# To towel or not towel?



## Fredandiris (Nov 27, 2012)

My baby birds need a toe clipping. Usually, their parents are toweled and their toenails clipped at a bird store, but I always found that to be a bit much. 

My friend told me that she doesn't use a towel when she clips her birds toes because it stresses them out. However, I have heard that the towel calms the birds down because you can cover their face.

I've been making progress with two of babies in regard to their fear of my hands, and I don't want to ruin all our progress. The little scratches they leave on my hand are getting annoying and they need to be ready for their new homes soon  

So what's better for my situation? Toweling or not toweling?


----------



## roxy culver (May 27, 2010)

Is there someone else that can hold them while you clip the nails? What kind of perches do you have in the cage? I've never had to clip mine's nails because of the different types of perches I have in the cage.


----------



## Lori_S (Oct 19, 2012)

When it's time for my little friends to get clipped (which it rare), My husband helps me to hold them gently while I do the clipping.

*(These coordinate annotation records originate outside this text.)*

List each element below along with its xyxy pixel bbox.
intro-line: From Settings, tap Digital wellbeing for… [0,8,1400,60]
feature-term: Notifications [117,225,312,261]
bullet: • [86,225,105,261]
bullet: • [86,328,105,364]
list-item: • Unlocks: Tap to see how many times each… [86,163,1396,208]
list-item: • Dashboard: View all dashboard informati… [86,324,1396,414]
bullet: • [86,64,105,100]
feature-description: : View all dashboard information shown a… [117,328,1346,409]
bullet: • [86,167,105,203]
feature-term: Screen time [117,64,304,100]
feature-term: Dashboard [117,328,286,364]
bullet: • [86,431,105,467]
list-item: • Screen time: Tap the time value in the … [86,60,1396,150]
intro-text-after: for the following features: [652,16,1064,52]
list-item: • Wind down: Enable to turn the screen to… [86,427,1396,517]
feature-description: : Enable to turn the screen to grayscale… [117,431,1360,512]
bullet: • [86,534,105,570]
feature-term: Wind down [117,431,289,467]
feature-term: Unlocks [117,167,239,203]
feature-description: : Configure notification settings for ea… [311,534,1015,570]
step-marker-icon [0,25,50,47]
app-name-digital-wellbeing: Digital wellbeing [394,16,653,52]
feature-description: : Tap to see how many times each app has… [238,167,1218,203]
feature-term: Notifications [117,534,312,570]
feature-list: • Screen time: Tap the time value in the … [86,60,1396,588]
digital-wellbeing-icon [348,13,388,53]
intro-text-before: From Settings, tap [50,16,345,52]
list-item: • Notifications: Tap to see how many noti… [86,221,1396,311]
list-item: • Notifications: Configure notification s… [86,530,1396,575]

We don't use any towels, but a lot of TLC before and afterwards. We believe that the TLC will avoid any permanent trauma to the birds.


----------



## Fredandiris (Nov 27, 2012)

Yes, I'll have someone to help me. But my help hasn't ever done this. They did help me clip the birds wings though.

I currently have some orange wood perches, and two rope perches inside their cage. I used to get those cement or gravelly perches but my vet said its not good for their feet. I don't know if its a thing with baby animals but my dogs, when they were puppies, used to have sharp nails as well. 

The birds parents haven't had a clipping in almost a year but these babies need it bad. It's their first time so I'm trying not to make it too traumatic.


----------